An agent came up to Nick.

“The last ID came through,” he said.

“And?”

“Dionysus Agbuya, thirty-nine, born in Samar, the Philippines. Employed at Johnny Yang’s Chinese Delight in Columbia, dishwasher, never missed a day of work. That’s it.”

“No Ray Cruz?”

“Not on the prelims. Maybe there’s a fake ID in there, but I don’t think so, Nick. One guy maybe looks—looked—a little like him.
Maybe they made that one and thought they had a go.”

“Or maybe one of them hadn’t paid off the Manila syndicate that got him into the country. And this was a message it was sending to its other clients. You pay us first, then your family.”

“Maybe, Nick.”

“Thanks, Charlie. Didn’t mean to snap.”

“It’s okay, Nick. It’s been a long night for all of us.”

Nick took a sip of coffee, found it had cooled beyond the drinkable stage, and flung it out on the pavement.

Swagger said, “This is all wrong.”

“Murder is always wrong.”

“No, I mean the way this is happening. There’s a leak. In your outfit, in Susan’s, somewhere in the Bureau. These assholes keep showing up on us.”

“We don’t know that. It looks that way, but we don’t
know
it.”

“Come on, Nick. Everywhere I go, they’re there, either ahead or a little after. They’re pros. Barrett .50s, suppressed 9s, someone even has the thought to collect the brass.”
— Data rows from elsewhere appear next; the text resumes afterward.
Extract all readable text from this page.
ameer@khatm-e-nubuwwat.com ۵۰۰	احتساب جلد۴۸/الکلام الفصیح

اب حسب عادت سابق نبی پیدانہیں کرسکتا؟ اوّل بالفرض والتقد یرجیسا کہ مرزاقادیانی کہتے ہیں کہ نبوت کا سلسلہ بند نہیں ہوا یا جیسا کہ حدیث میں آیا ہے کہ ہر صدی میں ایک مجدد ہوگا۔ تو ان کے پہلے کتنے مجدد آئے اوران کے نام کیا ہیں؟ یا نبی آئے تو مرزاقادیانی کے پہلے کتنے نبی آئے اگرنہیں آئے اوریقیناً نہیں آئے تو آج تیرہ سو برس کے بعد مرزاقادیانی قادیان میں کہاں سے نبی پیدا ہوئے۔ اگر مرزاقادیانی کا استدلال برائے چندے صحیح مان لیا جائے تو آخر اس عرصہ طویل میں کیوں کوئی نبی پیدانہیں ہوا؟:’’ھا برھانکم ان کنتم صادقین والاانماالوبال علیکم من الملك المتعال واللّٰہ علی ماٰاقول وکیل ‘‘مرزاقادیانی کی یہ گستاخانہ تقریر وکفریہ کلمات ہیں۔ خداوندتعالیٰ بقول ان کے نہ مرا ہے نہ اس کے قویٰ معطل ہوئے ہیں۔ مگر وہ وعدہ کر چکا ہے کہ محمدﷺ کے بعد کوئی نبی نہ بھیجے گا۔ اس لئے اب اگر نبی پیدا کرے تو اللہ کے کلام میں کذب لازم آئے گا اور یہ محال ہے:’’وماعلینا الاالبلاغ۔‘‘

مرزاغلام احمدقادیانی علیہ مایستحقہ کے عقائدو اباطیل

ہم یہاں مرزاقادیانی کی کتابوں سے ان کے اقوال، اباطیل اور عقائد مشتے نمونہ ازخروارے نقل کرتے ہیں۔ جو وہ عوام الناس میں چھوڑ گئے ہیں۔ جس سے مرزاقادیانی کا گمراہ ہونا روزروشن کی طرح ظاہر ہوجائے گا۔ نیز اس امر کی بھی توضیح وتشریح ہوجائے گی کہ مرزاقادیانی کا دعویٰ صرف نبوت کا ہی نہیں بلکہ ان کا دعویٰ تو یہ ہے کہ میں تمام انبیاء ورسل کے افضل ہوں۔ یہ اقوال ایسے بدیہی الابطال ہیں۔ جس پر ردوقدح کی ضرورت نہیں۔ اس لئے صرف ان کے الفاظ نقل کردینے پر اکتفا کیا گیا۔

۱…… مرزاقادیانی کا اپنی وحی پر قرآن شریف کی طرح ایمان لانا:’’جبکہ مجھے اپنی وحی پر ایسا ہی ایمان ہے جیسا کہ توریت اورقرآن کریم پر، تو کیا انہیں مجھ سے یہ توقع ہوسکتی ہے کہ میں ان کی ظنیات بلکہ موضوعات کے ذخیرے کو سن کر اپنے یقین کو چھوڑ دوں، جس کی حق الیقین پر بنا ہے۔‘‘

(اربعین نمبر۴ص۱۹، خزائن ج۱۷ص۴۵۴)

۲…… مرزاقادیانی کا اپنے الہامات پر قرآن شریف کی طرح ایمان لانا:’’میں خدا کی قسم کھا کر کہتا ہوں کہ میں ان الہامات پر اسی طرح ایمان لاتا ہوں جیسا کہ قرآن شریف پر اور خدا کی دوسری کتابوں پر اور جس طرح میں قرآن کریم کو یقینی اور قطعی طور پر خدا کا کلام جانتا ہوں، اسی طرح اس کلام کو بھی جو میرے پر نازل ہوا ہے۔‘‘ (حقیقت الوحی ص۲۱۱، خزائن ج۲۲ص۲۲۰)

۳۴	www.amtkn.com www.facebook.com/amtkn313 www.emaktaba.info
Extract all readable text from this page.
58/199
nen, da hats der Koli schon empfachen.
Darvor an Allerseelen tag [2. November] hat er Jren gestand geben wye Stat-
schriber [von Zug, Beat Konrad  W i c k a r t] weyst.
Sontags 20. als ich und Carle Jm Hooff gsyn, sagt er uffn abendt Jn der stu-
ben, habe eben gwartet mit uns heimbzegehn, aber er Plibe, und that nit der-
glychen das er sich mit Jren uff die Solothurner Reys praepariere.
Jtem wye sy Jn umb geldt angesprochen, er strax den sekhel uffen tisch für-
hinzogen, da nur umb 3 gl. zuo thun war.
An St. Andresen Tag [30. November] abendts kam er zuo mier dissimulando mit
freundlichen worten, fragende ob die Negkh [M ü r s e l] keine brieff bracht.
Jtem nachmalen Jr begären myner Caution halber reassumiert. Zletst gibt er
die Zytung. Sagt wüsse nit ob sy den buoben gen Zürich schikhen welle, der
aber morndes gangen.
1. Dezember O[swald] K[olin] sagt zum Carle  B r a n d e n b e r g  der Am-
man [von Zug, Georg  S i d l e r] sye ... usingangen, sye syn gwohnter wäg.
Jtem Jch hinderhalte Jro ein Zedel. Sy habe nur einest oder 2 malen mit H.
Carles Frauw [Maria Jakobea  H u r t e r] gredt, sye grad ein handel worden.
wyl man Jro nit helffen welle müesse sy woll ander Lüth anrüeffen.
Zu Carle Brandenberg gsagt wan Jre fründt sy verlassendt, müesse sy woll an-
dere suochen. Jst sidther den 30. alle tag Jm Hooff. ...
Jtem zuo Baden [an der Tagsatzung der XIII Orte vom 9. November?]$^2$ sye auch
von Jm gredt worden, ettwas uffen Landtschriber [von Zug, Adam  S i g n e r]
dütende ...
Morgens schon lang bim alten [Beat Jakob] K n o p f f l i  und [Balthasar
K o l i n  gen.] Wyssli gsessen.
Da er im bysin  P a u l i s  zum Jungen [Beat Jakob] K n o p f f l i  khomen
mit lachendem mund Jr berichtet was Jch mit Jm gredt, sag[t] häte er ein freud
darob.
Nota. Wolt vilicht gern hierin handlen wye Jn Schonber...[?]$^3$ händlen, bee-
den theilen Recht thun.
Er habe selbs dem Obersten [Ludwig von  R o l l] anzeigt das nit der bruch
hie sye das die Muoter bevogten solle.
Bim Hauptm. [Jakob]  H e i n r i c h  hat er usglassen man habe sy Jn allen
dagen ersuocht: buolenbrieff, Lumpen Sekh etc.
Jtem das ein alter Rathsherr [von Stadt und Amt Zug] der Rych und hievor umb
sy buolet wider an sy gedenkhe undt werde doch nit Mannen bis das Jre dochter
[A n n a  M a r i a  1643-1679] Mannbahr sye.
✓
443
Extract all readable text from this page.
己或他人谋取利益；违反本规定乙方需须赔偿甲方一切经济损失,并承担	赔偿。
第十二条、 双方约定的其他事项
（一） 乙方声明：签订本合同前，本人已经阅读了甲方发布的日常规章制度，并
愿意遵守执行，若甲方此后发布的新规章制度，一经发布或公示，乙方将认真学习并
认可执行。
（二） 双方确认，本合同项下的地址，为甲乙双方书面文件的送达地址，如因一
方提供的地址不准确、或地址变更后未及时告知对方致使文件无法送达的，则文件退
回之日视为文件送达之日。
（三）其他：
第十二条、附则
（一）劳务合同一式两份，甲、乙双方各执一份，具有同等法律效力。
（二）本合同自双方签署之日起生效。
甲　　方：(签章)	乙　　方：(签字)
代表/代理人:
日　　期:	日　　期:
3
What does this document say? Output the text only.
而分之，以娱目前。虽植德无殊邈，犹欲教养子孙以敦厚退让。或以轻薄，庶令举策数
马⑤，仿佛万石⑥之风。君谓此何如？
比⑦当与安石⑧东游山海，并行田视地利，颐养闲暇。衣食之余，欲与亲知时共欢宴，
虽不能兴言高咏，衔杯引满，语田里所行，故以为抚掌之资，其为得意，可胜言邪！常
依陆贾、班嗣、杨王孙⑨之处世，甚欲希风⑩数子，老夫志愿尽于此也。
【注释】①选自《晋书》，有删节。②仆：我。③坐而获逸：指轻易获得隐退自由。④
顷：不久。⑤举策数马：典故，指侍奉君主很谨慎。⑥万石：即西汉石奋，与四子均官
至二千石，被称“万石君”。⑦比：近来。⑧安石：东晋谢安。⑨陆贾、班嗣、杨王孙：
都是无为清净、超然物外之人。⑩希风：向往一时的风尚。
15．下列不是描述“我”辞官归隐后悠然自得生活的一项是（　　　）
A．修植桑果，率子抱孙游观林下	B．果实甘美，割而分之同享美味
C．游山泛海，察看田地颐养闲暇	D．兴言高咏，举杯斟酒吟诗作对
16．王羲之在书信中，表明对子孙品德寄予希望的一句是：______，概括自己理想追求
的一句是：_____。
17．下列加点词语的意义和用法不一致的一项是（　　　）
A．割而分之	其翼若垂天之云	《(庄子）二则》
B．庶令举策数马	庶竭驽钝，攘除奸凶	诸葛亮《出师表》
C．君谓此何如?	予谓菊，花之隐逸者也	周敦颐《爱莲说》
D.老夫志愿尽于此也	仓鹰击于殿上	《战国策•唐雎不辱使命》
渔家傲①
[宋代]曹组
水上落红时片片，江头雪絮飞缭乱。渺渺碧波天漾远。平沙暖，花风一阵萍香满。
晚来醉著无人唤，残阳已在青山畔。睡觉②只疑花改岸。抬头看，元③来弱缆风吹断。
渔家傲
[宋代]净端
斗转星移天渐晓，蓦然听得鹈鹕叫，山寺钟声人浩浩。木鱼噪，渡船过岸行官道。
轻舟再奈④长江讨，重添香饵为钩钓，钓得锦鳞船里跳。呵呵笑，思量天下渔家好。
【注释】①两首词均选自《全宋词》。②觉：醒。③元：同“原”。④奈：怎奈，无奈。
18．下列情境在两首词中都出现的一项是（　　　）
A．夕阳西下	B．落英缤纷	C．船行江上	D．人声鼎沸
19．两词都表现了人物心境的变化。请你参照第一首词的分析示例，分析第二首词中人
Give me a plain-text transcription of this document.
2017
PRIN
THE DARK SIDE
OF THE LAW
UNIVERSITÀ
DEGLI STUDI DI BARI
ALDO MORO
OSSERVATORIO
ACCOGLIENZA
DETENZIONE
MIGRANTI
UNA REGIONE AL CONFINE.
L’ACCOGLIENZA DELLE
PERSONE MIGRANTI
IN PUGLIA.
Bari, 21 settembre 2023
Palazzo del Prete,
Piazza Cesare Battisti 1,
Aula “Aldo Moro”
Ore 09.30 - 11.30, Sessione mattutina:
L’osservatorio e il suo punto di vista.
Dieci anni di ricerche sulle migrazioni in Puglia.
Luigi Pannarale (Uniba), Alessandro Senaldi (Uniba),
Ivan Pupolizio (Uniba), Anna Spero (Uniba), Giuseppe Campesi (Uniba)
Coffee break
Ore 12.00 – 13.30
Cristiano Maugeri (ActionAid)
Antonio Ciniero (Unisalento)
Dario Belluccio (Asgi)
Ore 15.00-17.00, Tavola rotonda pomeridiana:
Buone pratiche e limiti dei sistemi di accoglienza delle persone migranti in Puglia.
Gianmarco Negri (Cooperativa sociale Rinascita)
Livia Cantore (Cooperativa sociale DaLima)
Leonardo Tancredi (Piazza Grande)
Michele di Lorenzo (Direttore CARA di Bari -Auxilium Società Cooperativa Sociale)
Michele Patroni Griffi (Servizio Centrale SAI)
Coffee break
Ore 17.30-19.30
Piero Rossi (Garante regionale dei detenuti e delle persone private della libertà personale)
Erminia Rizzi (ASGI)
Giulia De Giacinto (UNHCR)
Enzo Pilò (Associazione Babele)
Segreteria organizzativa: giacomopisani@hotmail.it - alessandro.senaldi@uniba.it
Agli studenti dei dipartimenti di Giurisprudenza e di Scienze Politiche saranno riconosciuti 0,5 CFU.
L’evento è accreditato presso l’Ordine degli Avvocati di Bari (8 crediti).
“Maybe they were using revolvers.”

“You can’t suppress a revolver. All the shooting, no noise complaints, had to be suppressed fire. And you wouldn’t do a job like this if you had to fumble through revolver reloads in the dark. This was a kill team. They’d done it before, they knew what they were doing, and they were trying to put down Ray Cruz. They were the same boys who blew up the Steel Brigade Armory offices in Danielstown, South Carolina. And then as now they had a fucking tip-off. We weren’t followed, not through dark city streets at night with no other traffic on the road. We’d have seen it, just as I’d have seen it on dark country roads ten days ago.”